The answer is: 1, 2, 4, 8, 16, 32

**The explanation says that each consecutive even integer has a factor of 2, So any combination of (2*2*2*2*2) would be a factor, as well as 1. But here's my issue: shouldn't 6 also be a factor? Here's my logic, using the consecutive even integers 2, 4, 6, 8, 10, as an example.

The prime factor of 2 is 2
The prime factors of 4 are 2,2
The prime factors of 6 are 3, 2
The prime factors of 8 are 2, 2, 2
The prime factors of 10 are 2, 5

So why wouldn't 3*2 (6) be one of the products of 5 consecutive even integers? And, for that matter, why wouldn't 5*2 (10) be one, too? I'm so confused.

beeparoo wrote:

Stockmoose16 wrote:This is from the MGMAT strategy book:

List six factors of the product of 5 consecutive even integers

The answer is: 1, 2, 4, 8, 16, 32

**The explanation says that each consecutive even integer has a factor of 2, So any combination of (2*2*2*2*2) would be a factor, as well as 1. But here's my issue: shouldn't 6 also be a factor? Here's my logic, using the consecutive even integers 2, 4, 6, 8, 10, as an example.

The prime factor of 2 is 2
The prime factors of 4 are 2,2
The prime factors of 6 are 3, 2
The prime factors of 8 are 2, 2, 2
The prime factors of 10 are 2, 5

So why wouldn't 3*2 (6) be one of the products of 5 consecutive even integers? And, for that matter, why wouldn't 5*2 (10) be one, too? I'm so confused.

Um, I'm in agreement with you that 6 is also a potential factor. BUT I don't think that the authors have discounted the possibility for "6" or even "10" just because they haven't listed it.

The numbers they have listed are those that are guaranteed to be factors of "the product of 5 consecutive even integers" because they are powers of 2 (up to 2^5).

The 5 consecutive even integers can be identified as:
2(n)
2(n + 1)
2(n + 2)
2(n + 3)
2(n + 4)

Regardless of what "n" may be (i.e. n = 1 000 001), you can be rest assured that the factors will always include:
1, 2, 2^2, 2^3, 2^4, and 2^5

Hope this helps...

Stockmoose16 wrote:

beeparoo wrote:

Stockmoose16 wrote:This is from the MGMAT strategy book:

List six factors of the product of 5 consecutive even integers

The answer is: 1, 2, 4, 8, 16, 32

**The explanation says that each consecutive even integer has a factor of 2, So any combination of (2*2*2*2*2) would be a factor, as well as 1. But here's my issue: shouldn't 6 also be a factor?
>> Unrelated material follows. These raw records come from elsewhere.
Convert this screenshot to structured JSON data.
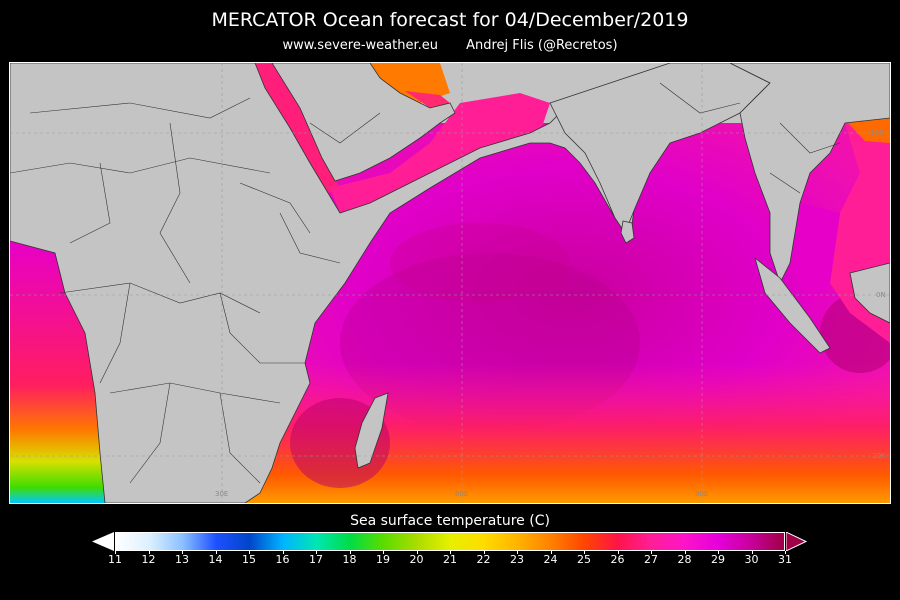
{
  "title": "MERCATOR Ocean forecast for 04/December/2019",
  "subtitle": {
    "website": "www.severe-weather.eu",
    "author": "Andrej Flis (@Recretos)"
  },
  "map": {
    "grid_labels": [
      "10N",
      "0N",
      "20S",
      "30E",
      "60E",
      "90E"
    ]
  },
  "legend": {
    "title": "Sea surface temperature (C)",
    "min": 11,
    "max": 31,
    "ticks": [
      "11",
      "12",
      "13",
      "14",
      "15",
      "16",
      "17",
      "18",
      "19",
      "20",
      "21",
      "22",
      "23",
      "24",
      "25",
      "26",
      "27",
      "28",
      "29",
      "30",
      "31"
    ],
    "colors": [
      "#ffffff",
      "#dcf0ff",
      "#8ac0ff",
      "#1e50ff",
      "#0046c8",
      "#00b4ff",
      "#00e6b4",
      "#00dc46",
      "#5adc00",
      "#aadc00",
      "#e6f000",
      "#ffdc00",
      "#ffb400",
      "#ff8200",
      "#ff4600",
      "#ff1446",
      "#ff1e96",
      "#ff14c8",
      "#e600dc",
      "#c8009c",
      "#a00046"
    ]
  }
}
Here's my logic, using the consecutive even integers 2, 4, 6, 8, 10, as an example.

The prime factor of 2 is 2
The prime factors of 4 are 2,2
The prime factors of 6 are 3, 2
The prime factors of 8 are 2, 2, 2
The prime factors of 10 are 2, 5

So why wouldn't 3*2 (6) be one of the products of 5 consecutive even integers? And, for that matter, why wouldn't 5*2 (10) be one, too? I'm so confused.

Um, I'm in agreement with you that 6 is also a potential factor. BUT I don't think that the authors have discounted the possibility for "6" or even "10" just because they haven't listed it.

The numbers they have listed are those that are guaranteed to be factors of "the product of 5 consecutive even integers" because they are powers of 2 (up to 2^5).

The 5 consecutive even integers can be identified as:
2(n)
2(n + 1)
2(n + 2)
2(n + 3)
2(n + 4)

Regardless of what "n" may be (i.e. n = 1 000 001), you can be rest assured that the factors will always include:
1, 2, 2^2, 2^3, 2^4, and 2^5

Hope this helps...

Why can't you be "rest assured" that 6 is a factor? Would there ever be a case where the product of five consecutive even integers wouldn't be divisible by 3? Would there ever be a case where the product of 5 consecutive even integers wouldn't be divisible by 5?

-at least one of them must be divisible by 3 (every third even integer is, so one of them must be);
-at least one of them must be divisible by 5 (every fifth even integer is, so one of them must be);